Altogether, there are 12170 unique Area-Years.
# Provide Grouped Summary Statistics
## Production By Continent
```{r}
FAO_Dairy_Clean %>%
filter(Area %in% c("Africa", "Europe", "Americas", "Asia")) %>%
group_by(Area, Element) %>%
summarize(Mean = mean(Value, na.rm = TRUE),
Median = median(Value, na.rm = TRUE)) %>%
pivot_wider(names_from = Element, values_from = c(Mean, Median))
```
I have focused above on just the aggregated continents in the data set in order to do a comparison at the same region level. The data was grouped by continents and element, and the mean and median values of Animals, Production, and Yield were calculated for each continent over the entire time period.
As you can see, the number of dairy cows in Asia and Europe has been much greater on average.
However, it is notable that average production was more than 2x higher in Europe compared to Asia, suggesting that each cow is yielding much less milk in Asia.
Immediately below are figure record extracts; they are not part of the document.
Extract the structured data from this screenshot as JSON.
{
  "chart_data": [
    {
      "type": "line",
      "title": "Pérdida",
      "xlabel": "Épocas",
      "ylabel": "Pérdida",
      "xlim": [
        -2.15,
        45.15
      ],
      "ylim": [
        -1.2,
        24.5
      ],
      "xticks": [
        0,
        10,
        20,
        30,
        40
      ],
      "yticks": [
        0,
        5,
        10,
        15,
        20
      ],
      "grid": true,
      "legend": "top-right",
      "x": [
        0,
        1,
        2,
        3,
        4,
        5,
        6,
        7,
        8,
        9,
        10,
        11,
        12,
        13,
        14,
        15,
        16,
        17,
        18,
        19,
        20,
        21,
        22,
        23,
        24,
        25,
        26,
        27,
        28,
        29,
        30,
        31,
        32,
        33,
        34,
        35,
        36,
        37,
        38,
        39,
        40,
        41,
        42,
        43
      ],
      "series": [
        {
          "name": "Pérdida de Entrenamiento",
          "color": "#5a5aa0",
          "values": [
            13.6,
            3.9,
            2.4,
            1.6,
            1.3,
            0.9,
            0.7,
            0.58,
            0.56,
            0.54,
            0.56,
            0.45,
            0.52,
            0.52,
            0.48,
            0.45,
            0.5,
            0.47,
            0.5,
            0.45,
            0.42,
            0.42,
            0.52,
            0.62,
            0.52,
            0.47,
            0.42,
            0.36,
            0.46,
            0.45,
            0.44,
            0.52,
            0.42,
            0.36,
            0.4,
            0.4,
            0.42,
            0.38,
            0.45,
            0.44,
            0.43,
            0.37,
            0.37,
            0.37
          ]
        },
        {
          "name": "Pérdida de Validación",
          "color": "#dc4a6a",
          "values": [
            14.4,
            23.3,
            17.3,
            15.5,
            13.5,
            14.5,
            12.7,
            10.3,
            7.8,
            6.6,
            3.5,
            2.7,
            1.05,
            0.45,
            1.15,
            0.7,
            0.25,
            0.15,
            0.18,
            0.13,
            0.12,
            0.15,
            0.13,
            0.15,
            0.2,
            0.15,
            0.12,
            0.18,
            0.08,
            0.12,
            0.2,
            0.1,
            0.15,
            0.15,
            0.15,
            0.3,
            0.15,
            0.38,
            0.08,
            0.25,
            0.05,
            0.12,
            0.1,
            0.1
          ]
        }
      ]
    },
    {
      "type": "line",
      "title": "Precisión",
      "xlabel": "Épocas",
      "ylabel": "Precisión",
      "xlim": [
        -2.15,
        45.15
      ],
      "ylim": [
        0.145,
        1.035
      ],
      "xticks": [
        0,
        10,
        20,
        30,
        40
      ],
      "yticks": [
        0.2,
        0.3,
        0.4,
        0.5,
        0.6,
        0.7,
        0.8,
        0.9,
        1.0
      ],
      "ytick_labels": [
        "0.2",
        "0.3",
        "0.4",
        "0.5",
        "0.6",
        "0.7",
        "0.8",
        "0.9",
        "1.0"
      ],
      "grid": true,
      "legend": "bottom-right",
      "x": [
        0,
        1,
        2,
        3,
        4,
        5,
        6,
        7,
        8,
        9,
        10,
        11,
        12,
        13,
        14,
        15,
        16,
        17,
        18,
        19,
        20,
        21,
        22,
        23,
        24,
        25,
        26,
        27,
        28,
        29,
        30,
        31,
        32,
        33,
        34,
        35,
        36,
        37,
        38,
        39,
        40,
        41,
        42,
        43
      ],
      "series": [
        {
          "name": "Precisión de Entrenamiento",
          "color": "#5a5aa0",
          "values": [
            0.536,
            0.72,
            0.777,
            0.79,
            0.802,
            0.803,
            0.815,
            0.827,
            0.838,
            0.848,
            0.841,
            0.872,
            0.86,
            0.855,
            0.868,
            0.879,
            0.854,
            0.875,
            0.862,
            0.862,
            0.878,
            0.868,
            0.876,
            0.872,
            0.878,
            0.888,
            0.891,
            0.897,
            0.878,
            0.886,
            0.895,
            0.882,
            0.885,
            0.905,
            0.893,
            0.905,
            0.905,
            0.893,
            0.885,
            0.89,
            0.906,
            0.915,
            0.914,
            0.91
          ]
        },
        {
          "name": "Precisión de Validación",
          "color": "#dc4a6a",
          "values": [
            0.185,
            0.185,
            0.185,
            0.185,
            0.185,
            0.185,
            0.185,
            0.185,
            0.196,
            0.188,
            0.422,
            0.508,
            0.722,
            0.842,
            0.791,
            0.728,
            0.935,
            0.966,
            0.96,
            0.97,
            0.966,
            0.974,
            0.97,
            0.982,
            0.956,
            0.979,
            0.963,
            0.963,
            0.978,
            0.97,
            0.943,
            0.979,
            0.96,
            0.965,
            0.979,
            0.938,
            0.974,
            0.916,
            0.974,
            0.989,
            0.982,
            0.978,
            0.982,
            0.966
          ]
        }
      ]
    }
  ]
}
Furthermore, the Americas have produced on average about 40 million more tons of milk than Asia despite have having fewer cows.
## Comparing production in two different continents over time
```{r}
# How did production increase over time in Asia vs Europe
# creating a table with unique observations for each area-year
FAO_Dairy_Plot <- FAO_Dairy %>%
select('Area', 'Element', 'Year', 'Value') %>%
pivot_wider(names_from = 'Element', values_from = 'Value')
# creating table of asian production
Asiaproduction <- FAO_Dairy_Plot %>%
select('Area', 'Year', 'Production') %>%
filter(Area == "Asia")
# graphing asian milk production from 1961-2018
ggplot(data = Asiaproduction) +
geom_line(mapping = aes(x = Year, y = Production))
# creating table of European production
Europeproduction <- FAO_Dairy_Plot %>%
select('Area', 'Year', 'Production') %>%
filter(Area == "Europe")
# graphing European milk production from 1961-2018
ggplot(data = Europeproduction) +
geom_line(mapping = aes(x = Year, y = Production))
```
## Asia vs Europe
Next, I wanted to graph milk production of Asia and Europe to see how their milk production has trended over time.
When we graph the results, it's clear that the average values did not tell the whole story.
Asia has had an steady exponential growth in milk production over time.
Europe had steady growth in milk production from the early sixties until about 1990, when milk production plunged. This has only recovered slightly in recent years.